The Lombardy Regional train company introduced its new air-conditioned Milan-Tirano trains in 2015, very smooth-riding with clean toilets, video information screens & power sockets at all seats. A pleasure to travel on, and it’s a beautiful ride as the train speeds along Lake Como and heads towards the mountains…

The Bernina Express continues after St Moritz and terminates in Chur.


From Chur to Zurich by SBB InterCity or InterRegional train.

Swiss Federal Railways IC or IR trains run from Chur to Zurich HB every 30 minutes, taking you alongside the shores of the Walensee and then the Zürichsee…  No reservation required, just hop on and sit where you like.  Some of the IC trains are ICN tilting trains, like that in the photo of Chur platform above.

Lake Como – Everything You Want to Know

Lecco from Varenna
Lecco from Varenna

‘Lake Como’ is a name you will often hear from friends or read in travel blogs if you are planning a vacation in Italy. The third largest lake in Italy is a hit amongst vacationers, and there are plenty of reasons behind it. So, let’s underline everything that you would like to know about the area before reaching a vacation decision.

Where exactly is it?

Lake Como has a glacial origin and is in the region of Lombardy, Italy. Considered as one of the most beautiful lakes in Italy, Como is located between Milan and the border of Switzerland.

Why it is so famous?

Those who are unfamiliar with the charm of Lake Como often wonder why it garners so much attention. Why people fly from all around the world to see just a lake? Well, the answer the query is that Lake Como is not just any lake; it is marked by one of the best properties, natural beauty, mountains, picturesque villages, adventure sports options and, last but not the least, pure luxury of Lake Como holiday villas.

Apart from cultural heritage of historic villas and waterfront cottages, Lake Como area also offers plenty of scope for outdoor activities like hiking, trekking and biking. The lake itself offers avenues of kite surfing, sailing, yachting, windsurfing, and fishing.
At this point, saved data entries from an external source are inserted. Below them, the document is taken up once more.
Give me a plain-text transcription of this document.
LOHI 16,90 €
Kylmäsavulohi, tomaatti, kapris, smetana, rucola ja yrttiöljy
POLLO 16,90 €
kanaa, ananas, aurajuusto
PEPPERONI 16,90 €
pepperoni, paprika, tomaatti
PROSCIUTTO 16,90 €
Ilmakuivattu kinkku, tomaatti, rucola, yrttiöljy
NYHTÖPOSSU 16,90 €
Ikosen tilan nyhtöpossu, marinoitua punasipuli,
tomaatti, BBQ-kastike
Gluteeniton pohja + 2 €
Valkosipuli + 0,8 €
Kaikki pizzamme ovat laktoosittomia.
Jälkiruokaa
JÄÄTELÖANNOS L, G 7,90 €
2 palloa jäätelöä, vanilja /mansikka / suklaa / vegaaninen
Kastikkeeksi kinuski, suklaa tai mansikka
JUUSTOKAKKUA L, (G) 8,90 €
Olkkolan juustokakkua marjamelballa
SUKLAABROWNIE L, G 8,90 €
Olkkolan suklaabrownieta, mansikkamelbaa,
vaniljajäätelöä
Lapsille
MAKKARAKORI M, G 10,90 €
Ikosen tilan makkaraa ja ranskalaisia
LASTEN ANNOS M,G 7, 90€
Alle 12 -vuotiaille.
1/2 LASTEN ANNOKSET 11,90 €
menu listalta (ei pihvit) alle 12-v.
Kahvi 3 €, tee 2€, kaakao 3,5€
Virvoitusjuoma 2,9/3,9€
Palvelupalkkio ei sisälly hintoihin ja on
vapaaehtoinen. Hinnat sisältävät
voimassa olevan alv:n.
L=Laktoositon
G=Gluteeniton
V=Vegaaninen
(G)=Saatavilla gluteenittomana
Ladies especially fall in love with the boutiques that mark the place, and men with golfing in Lake Como area.

Who visits Lake Como?

The hot holiday spot is frequented by vacationers from all around the world that crave a quaint peaceful holiday in the lap of nature. The rich and famous too chose Lake Como to spend time away from the flashlights. Celebrities like Madonna, George Clooney, Gianni Versace,

Ronaldinho, Sylvester Stallone, and Richard Branson maintain holiday homes near the shores of the lake. If you too are looking forward to the similar experience, then, Lake Como Villas for rent are easily available.

Best time to go?

For those who love to have sunbaths while holidaying, July and August is the best time. The lake is also at its best in spring and autumn. Everything that it has on offer can be relished in both the seasons. Winters pull down the shutters on numerous activities for obvious reasons but one can find solace in skiing on nearby mountains. In case, you are looking for Lake Como real estate for sale, then, any season would do.

How to reach?

This entirely depends on your location and how much time you plan to spend on travelling. There is well connectivity of flights. Rail and coach travel are also great options if you already reside in Milan or any other nearby place.

Where to stay?

Those who want to experience extreme luxury rent historical villas and cottages. The ones who cannot part with modern amenities go for boutique hotels Lake Como. So, it can be said that there are plenty of options to choose from.

This was all about Lake Como; have a safe and wonderful vacation!

Property at Lake Como is a company that assists real estate enthusiasts in finding lucrative properties in Lake Como surroundings. It also helps vacationers in finding the best hotels, restaurantsHealth Fitness Articles, and also villas for rent.